Finally, Article 10 of the lease states in relevant part:
SECTION 10.1. Landlord [Goldsboro] and Tenant
[Maytag] have agreed that, although the expenses for the
maintenance and repair of the items in this Section 10.1
relating to the operation of the Premises and Common
Areas are among the expenses to be paid by Tenant as
Additional Rent, such expenses shall be paid by Tenant to
Landlord or Landlord’s affiliate management company as
Additional Rent in accordance with this Section 10.1, and
Landlord, subject to receipt of such expenses for the
following items and notwithstanding anything contained in
this Lease to the contrary, shall administer and
maintain, and where appropriate, collect, the following
items throughout the Term (a) landscaping and lawn
mowing at the Premises, (b) all snow and ice removal
from parking areas, loading areas and roadways on
the Premises. . . .
Id. at 295-96 (emphases added). An exhibit to the lease marked
“Premises” is a drawing which depicts an approximately sixty-acre lot
encompassing Maytag’s building, roads, and parking areas. Id. at 321.

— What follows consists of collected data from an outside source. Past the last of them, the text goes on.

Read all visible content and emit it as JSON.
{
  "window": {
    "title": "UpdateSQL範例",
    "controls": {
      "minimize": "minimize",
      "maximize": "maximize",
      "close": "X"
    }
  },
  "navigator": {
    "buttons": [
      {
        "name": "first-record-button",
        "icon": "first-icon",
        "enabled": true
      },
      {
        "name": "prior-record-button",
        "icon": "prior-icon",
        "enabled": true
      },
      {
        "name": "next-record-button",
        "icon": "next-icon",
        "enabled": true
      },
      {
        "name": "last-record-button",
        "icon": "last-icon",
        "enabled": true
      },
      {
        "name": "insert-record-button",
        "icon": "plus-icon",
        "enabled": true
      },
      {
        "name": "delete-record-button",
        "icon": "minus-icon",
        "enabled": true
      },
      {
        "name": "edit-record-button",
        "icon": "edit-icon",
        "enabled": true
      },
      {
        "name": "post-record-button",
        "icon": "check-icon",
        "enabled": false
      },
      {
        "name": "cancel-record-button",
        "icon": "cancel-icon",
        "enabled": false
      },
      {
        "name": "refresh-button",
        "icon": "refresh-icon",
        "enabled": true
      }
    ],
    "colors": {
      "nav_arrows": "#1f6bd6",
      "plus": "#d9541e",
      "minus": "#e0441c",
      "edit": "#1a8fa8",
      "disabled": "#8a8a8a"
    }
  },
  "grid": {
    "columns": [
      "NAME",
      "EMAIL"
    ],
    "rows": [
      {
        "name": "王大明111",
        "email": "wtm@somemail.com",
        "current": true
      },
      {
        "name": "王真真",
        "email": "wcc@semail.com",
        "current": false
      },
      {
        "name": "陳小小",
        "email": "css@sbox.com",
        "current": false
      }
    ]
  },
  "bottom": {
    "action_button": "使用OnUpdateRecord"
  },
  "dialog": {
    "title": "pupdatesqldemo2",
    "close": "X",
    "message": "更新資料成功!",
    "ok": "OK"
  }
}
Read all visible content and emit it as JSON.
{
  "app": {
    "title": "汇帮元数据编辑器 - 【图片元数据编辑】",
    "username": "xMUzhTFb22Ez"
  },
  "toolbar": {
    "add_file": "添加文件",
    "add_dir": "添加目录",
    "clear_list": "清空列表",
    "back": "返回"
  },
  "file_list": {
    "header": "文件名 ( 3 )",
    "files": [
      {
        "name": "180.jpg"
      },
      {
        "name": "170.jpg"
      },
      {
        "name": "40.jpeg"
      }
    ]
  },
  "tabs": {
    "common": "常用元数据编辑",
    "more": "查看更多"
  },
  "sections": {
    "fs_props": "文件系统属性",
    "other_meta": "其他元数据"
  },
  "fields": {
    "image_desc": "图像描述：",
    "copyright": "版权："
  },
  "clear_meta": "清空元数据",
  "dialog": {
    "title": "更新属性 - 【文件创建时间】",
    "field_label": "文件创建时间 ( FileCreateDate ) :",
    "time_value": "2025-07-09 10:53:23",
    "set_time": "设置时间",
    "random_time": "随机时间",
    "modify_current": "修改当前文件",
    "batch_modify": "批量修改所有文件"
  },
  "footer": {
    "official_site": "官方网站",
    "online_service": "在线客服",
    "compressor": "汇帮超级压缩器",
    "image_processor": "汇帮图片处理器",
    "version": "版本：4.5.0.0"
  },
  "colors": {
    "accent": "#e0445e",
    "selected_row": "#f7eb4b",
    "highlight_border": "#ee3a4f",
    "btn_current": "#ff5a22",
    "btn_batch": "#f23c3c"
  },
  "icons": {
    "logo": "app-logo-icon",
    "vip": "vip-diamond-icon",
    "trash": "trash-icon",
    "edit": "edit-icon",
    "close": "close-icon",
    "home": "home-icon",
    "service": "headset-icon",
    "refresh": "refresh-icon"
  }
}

Another exhibit marked “Common Areas” is a drawing of the Premises which
labels several shaded areas as “common areas.” Id. at 323. The shaded
areas do not include the trailer drop lot where Appellant slipped and fell.
Second, the snow removal contract between Goldsboro and Dunbar’s
provides for Dunbar’s “independent services” of snow removal “at, on or
around the above described premises,” which the contract defined as 100
First Avenue, Gouldsboro, PA 18424, the Maytag complex. Ex. J to
Appellant’s Br. in Resp. to Maytag’s Second Mot. for Summ. J., 5/13/15.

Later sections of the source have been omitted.